ESSENCE.COM: As a music veteran, do you ever feel a need to keep up with the Joneses of today's younger artists?
SAADIQ: First of all, I don't think any artist should ever try to do what another does. I've never tried to appeal to a younger generation. When Tony! Toni! Toné! came out we were already playing music that was ahead of the times. Now, I don't know if the young heads are going to get it and truly understand my music without doing the research to understand where my influences come from. There's a huge difference from when I was growing up and today's kids who are sitting home watching Barney. When I was seven years old I was already playing bass, gigging and loving the Temptations, Al Green and Sly & the Family Stone. Musically, I was pretty much educated before I ever had a record deal.

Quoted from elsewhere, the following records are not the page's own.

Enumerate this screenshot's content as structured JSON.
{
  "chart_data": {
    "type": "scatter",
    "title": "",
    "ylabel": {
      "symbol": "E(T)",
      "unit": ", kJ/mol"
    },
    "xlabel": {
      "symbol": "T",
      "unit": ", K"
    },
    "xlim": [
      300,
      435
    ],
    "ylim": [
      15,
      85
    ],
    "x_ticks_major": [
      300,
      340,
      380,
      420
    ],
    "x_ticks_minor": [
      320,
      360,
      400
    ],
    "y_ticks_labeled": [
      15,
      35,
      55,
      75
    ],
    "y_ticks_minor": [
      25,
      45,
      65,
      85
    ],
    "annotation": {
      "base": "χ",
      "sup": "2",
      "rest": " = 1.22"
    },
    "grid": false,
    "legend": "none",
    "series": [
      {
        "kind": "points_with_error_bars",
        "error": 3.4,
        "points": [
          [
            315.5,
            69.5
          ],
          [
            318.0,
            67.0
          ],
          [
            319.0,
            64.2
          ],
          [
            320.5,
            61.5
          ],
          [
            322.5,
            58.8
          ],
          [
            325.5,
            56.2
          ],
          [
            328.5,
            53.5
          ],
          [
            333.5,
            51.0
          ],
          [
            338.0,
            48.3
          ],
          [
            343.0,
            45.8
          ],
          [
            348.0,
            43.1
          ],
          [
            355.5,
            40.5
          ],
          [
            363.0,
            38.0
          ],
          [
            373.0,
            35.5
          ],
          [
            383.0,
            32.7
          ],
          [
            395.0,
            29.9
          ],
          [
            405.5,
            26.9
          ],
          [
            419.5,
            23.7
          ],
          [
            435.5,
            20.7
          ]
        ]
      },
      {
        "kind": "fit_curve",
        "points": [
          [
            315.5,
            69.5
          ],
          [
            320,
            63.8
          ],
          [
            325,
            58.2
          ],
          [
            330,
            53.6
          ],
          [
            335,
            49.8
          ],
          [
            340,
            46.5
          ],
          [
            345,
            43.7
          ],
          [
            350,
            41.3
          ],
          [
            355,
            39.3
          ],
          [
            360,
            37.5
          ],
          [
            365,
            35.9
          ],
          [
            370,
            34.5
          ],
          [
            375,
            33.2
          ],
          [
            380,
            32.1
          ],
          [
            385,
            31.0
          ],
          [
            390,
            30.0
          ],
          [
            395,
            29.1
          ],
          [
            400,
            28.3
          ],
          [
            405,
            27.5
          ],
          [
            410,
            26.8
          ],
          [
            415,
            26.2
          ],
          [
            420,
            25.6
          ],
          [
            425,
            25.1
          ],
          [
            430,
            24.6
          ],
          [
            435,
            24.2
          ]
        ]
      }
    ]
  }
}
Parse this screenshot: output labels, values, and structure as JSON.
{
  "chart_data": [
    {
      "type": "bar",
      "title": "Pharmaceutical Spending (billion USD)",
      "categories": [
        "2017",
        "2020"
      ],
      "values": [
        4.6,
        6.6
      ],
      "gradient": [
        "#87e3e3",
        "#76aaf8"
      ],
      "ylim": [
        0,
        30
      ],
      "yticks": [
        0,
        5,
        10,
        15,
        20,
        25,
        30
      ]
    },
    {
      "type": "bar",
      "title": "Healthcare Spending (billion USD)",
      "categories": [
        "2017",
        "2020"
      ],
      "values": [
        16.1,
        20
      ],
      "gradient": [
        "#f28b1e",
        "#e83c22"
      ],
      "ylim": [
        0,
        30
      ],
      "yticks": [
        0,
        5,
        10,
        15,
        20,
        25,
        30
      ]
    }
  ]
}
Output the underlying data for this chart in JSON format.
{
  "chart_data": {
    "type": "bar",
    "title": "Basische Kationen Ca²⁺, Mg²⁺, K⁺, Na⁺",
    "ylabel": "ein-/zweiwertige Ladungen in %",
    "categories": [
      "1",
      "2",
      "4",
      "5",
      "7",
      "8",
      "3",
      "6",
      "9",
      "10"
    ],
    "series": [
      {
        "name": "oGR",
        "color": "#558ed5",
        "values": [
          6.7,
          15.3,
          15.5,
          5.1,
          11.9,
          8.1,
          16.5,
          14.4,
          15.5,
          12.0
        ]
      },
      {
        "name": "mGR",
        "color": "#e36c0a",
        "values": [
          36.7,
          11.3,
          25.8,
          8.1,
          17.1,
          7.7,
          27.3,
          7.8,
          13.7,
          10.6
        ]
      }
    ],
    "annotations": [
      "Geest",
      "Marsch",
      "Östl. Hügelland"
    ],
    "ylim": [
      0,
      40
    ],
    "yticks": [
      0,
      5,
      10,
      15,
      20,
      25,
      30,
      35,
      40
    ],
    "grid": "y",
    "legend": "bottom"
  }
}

ESSENCE.COM: Music appreciation is often the best music education one can receive. Your material has always been relatable. On your last album, "Instant Vintage", you wrote about some intensely personal experiences in your life. Was it difficult to relive them through your music?
SAADIQ: I had never really talked about my family tragedies, and it's funny because it didn't really hit me until some years later because when you're in the moment you're still experiencing it and piecing everything together. When I began recording it was therapeutic in a sense and it had me thinking, Wow, all these things really happened.
ESSENCE.COM: There are few who can enjoy success as a solo artist and as part of a group the way you did with Tony! Toni! Toné! and Lucy Pearl. Would you ever join another group?
SAADIQ: Ideally, I'd love to do the group thang with D'Angelo, who is busy working on his own album for J Records in my studio, and Kamal [Q-Tip]. I would definitely work with them.
ESSENCE.COM: You all would definitely make beautiful music together. Also, you have a knack for collaborating with fresh talent like Joss Stone, whose last album you executive-produced and whom you've been romantically linked to. Have you ever overestimated someone's talent?
SAADIQ: Joss and I are cool and are close friends–strictly platonic. That's a rumor that we were in a relationship. Although I have a knack for talent, I am not always great at recognizing the people who are not good for me to be around. It always takes me a minute to figure out the company I might be keeping isn't always the best, but I'm working on that. I got the music down, but I'm definitely working on becoming a better private investigator.